O lançamento do Programa de Aceleração do Crescimento (PAC), em 2007, a realização da Copa do Mundo de 2014 e das Olímpiadas de 2016 multiplicaram os investimentos públicos e privados na economia brasileira, sobretudo em infraestrutura. Segundo informações do Ministério da Fazenda, das 50 grandes obras de infraestrutura e energia do mundo 14 são nacionais.
“A necessidade de renovação e expansão da infraestrutura do país, como indicam os recentes problemas em portos, aeroportos e no transporte urbano, não pode ser feita sem consolidar o respeito aos direitos das populações”, explicou Ana Valéria Araújo, coordenadora executiva do Fundo Brasil, na abertura da mesa “Grandes Obras e Empreendimentos: devida diligência para o respeito aos direitos humanos, mitigação e remediação de impactos”, durante o último 4 de setembro, na Conferência Ethos 2013.

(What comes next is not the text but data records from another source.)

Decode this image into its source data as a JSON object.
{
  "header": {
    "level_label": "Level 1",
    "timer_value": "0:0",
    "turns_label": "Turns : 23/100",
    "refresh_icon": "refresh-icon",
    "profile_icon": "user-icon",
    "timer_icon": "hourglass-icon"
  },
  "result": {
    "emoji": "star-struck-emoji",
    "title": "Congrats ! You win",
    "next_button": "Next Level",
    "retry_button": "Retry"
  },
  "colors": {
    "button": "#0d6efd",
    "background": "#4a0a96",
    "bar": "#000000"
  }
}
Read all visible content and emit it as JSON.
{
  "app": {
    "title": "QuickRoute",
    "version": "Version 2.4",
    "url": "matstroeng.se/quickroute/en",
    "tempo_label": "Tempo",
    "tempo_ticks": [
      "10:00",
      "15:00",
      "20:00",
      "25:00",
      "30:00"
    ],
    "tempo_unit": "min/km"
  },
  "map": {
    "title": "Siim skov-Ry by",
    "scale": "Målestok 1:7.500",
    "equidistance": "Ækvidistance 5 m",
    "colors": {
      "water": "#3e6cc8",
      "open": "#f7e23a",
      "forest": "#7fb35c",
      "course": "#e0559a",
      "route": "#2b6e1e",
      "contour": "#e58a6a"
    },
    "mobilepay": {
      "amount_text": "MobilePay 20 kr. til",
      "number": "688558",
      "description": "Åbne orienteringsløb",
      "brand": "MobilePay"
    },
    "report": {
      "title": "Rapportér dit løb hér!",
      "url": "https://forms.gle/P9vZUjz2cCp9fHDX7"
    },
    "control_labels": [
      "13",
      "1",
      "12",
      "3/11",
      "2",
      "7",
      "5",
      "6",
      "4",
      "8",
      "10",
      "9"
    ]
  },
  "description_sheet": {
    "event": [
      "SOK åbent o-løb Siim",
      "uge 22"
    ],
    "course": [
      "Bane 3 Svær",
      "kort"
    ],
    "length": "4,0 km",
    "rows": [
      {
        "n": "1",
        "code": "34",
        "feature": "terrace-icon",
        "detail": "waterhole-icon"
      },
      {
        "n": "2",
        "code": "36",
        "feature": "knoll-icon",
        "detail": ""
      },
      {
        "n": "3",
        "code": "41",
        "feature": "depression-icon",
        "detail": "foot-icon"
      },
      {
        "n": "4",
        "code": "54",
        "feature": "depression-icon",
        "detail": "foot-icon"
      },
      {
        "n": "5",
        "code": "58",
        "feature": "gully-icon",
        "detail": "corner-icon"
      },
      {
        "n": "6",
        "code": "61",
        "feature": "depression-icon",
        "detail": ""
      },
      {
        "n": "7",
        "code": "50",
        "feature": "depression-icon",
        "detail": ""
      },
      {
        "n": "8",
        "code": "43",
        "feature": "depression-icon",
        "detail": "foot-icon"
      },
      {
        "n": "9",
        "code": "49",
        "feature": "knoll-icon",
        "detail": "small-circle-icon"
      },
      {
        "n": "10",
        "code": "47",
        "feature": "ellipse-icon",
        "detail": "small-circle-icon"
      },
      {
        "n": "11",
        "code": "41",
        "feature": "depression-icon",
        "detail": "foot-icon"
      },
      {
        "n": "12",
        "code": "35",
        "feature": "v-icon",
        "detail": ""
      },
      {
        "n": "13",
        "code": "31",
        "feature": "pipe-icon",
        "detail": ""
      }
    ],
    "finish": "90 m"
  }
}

Parte do módulo “Diretos Humanos – O respeito aos direitos humanos e seu valor para os negócios”, que conta com a parceria da Petrobras, o painel problematizou a ocorrência de violações aos direitos humanos sobre populações, culturas e atividades na construção de grandes obras. Para Nelson Saule, diretor do Instituto Pólis, a promoção de direitos humanos não pode ser incompatível com desenvolvimento econômico. Saule ainda afirmou que se planejam as obras, mas não se levam em conta os impactos.
Já Luiz Dalla Costa, coordenador nacional do Movimento dos Atingidos por Barragens (MAB), comentou sobre a influência dos violadores de direito perante o Estado para que não haja mecanismos de proteção. Para ele, isso indica a necessidade de apuração das responsabilidades dos empreendedores, públicos e privados, que não se preocupam em dar as salvaguardas necessárias para a relação harmoniosa com as populações afetadas.
O Movimento dos Atingidos por Barragens surgiu como reação à construção de grandes hidrelétricas sem o devido respeito aos direitos dos moradores das regiões atingidas. Segundo Dalla Costa, a instituição entregou um relatório para o Conselho de Defesa dos Direitos da Pessoa Humana, órgão do Governo Federal, relatando as violações ocorridas nessas obras. De acordo com o documento, foram constatados mais de 16 tipos de violação, que incluem o desrespeito às práticas e modos de vida tradicional, educação, saúde e informação.
Ana Maria Drummond, diretora executiva da Childhood Brasil, abordou a experiência da organização na busca de soluções para o problema da exploração sexual de crianças e adolescentes. O segmento é um dos mais afetados com a construção de grandes obras devido ao alto deslocamento de homens para as frentes de trabalho, elevando drasticamente os casos de prostituição e exploração sexual de crianças e adolescentes. Ela salientou ser importante capacitar os empregados para entender temas de direitos humanos, além de realizar um diálogo permanente entre os setores: governos, empresas e sociedade civil para o enfrentamento às violências, criando condicionantes e prevenindo o problema.
Quanto às indenizações e a mitigação de impactos, é importante considerar as necessidades de cada comunidade. Julia Mello Neiva, representante e pesquisadora do Business & Human Rights Resource Centre para o Brasil, Portugal e países africanos de língua portuguesa, falou da existência de uma série de instrumentos em nível nacional e internacional, e enfatizou a necessidade de luta por um sistema de justiça que funcione, tanto para atuar no local da violação, quanto para punir as empresas.
Para Ana Valéria, os problemas descritos na mesa só serão resolvidos quando o Estado brasileiro incorporar a necessidade de considerar obrigatoriamente as opiniões das populações afetadas pelas grandes obras. Segundo ela, infelizmente, o Estado usa os mecanismos de consulta existentes na legislação como rito meramente formal destinado a consolidar a vontade dos governantes ao invés de ser o caminho para aprovar, na prática, as expectativas das comunidades.
A Conferência Ethos 2013 – Negócios Sustentáveis e Responsáveis: oportunidades para as empresas e para o Brasil – aconteceu de 3 a 5 de setembro, em São Paulo. Outras informações: http://www3.ethos.org.br/ce2013/
Luta pelos direitos
O Fundo Brasil vem apoiando, por meio de seus editais anuais, diversas iniciativas que buscam soluções para os impactos causados por grandes obras de infraestrutura e para os megaeventos esportivos.
Atualmente, 12 projetos relacionados à Copa do Mundo estão em andamento por meio do Edital Específico, realizado em 2012, e três iniciativas estão contempladas no Edital Anual 2013: Direito à resistência: A luta da comunidade Poço da Draga pelo direito à moradia e contra a violência institucional; Defesa dos direitos dos povos do rio Xingu, violentados pela construção das barragens de Belo Monte; e Comunidade tradicionais dos Areais da Ribanceira – Luta pelo reconhecimento, acesso a justiça e construção de direitos.